By Ozge Ozbilgin
ANKARA (Reuters) - Turkey's ruling AK Party plans to abolish special courts used in the trials of alleged coup plotters, a parliamentary official said on Wednesday, clouding the future of a legal process criticized as a tool to stifle dissent.
A series of trials investigating hundreds of people accused of links to coup plots or Kurdish militants would be affected by the reform, which one newspaper report said could be submitted to parliament before it go into recess on Sunday.
Critics of the courts say the trials, one of which is a conspiracy case involving hundreds of military officers, have spiraled out of control, with many defendants spending years in custody with no verdict in sight.
However, the dismantling of the courts is likely to face opposition from advocates of the trials, including followers of the influential Islamic preacher Fethullah Gulen, who see them as an important part of Turkey's democratization and calling to account of anti-democratic forces who once dominated Turkey.
Prime Minister Tayyip Erdogan himself has cast doubt on the handling of the cases, suggesting court powers could be curbed, but such a reform was not expected so quickly.
The Hurriyet daily said Erdogan had ordered the abolition of the courts be inserted into a reform package which his party aims to push through parliament before the recess.
Asked whether there were plans for such a reform, a parliamentary official told Reuters: "Work is being conducted within the party.
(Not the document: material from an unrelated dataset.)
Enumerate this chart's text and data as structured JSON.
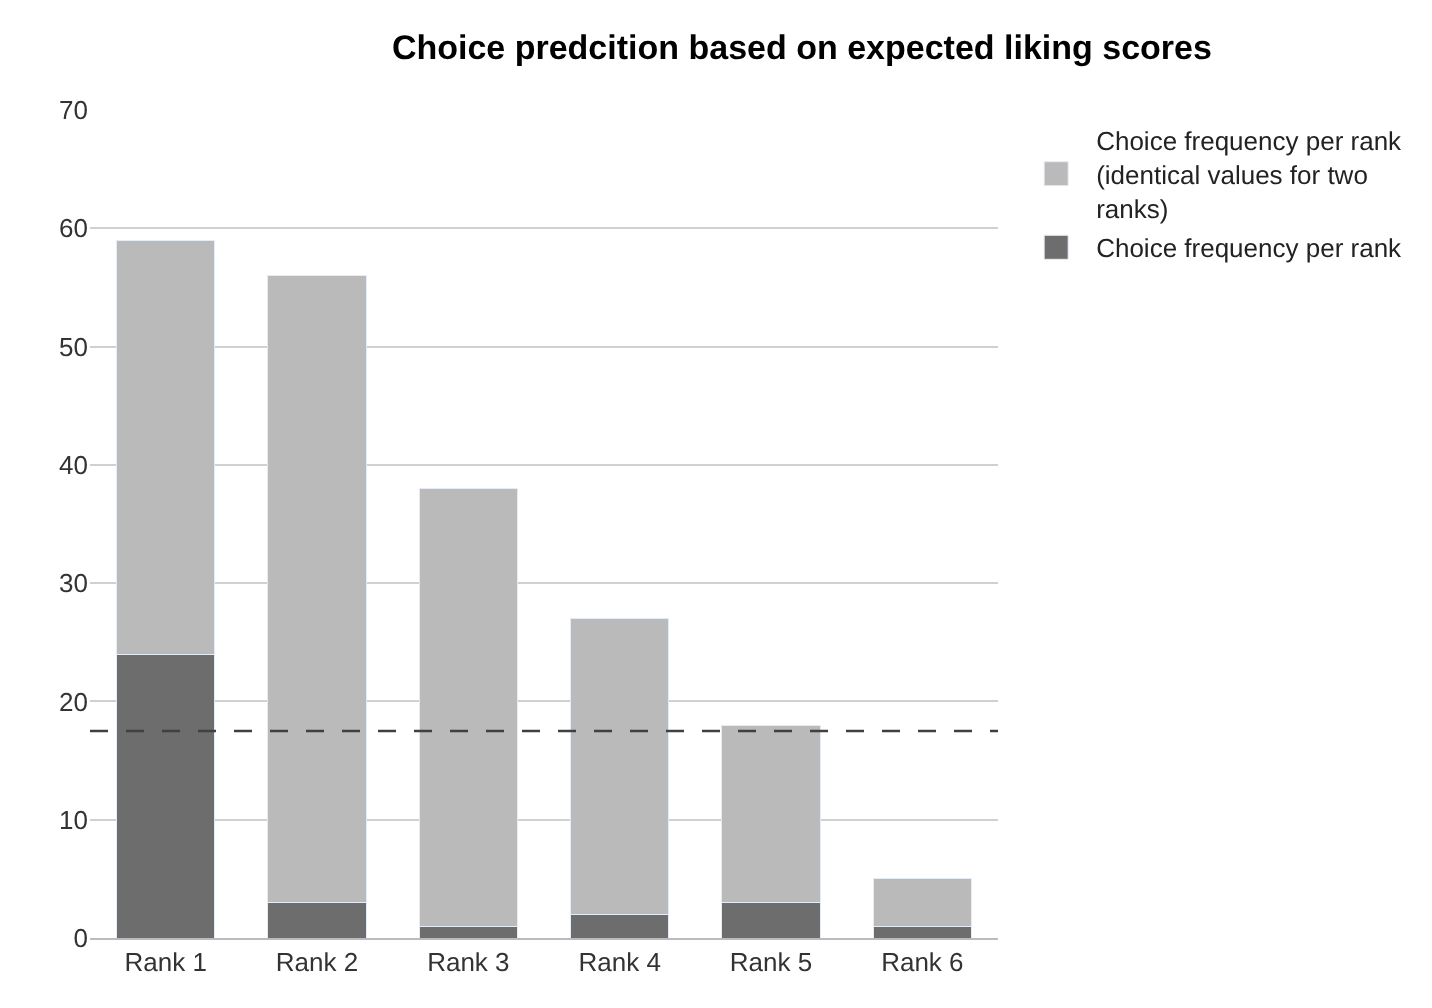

It has not come to parliament yet."
Since first coming to power in 2002, Erdogan's AK Party has been at loggerheads with the staunchly secular military, which distrusted the prime minister's Islamist past.
The special authority courts, established by Erdogan's government in 2005 to replace state security courts, have pursued cases against alleged anti-government plots within the secularist establishment, including the officer corps.
One of the most prominent case started in 2007 when police said they had uncovered an ultra-nationalist network, called Ergenekon, running plots against Erdogan's government.
Many of the hundreds of suspects rounded up and held in lengthy pre-trial detention belong to the military. Others included academics, journalists and social activists.
NEW COURTS ENVISAGED
Deputy Prime Minister Bekir Bozdag is heading a commission working on the court reform and AK Party legal experts are examining how the coup-related cases would then be heard, Hurriyet said.
Hurriyet, which did not identify its source, said special authority courts would be replaced by a regional court structure to deal with crimes such as coup-plotting and terrorism. It was not immediately clear how this would affect the ongoing cases.
Erdogan previously criticized special prosecutors for acting as if they were "a different power within the state" and said the courts had been useful at times but also harmful, noting public discontent at the way they had worked.
The prosecutors clashed with Erdogan this year when they sought to question his intelligence chief over secret peace talks held in Oslo with representatives of the Kurdistan Workers Party (PKK) militants. The PKK have waged a near 30-year battle with the state in which 40,000 people have died and there is considerable nationalist opposition to such talks.
That clash triggered talk of a rift in the AK Party between Erdogan's camp and followers of Gulen, who lives in self-imposed exile in the United States. It also prompted speculation among lawyers that the government may seek to rein in prosecutors seen as exceeding their authority.
In the long-running "Sledgehammer" case where 365 military officers are charged with plotting to overthrow the government, defense lawyers boycotted the trial, forcing the court to send the case back to the prosecutor's office.
Prosecutors allege an army seminar in 2003 laid out plans to undermine Erdogan's government by planting bombs in historic mosques and tourist sites in Istanbul and provoke an escalation of tension with Greece, to pave the way for a military takeover.
The defendants deny the allegations and say the seminar was just a war game scenario and not an actual plot and that some documents used by the prosecution were fakes. The trial could now be referred to another court.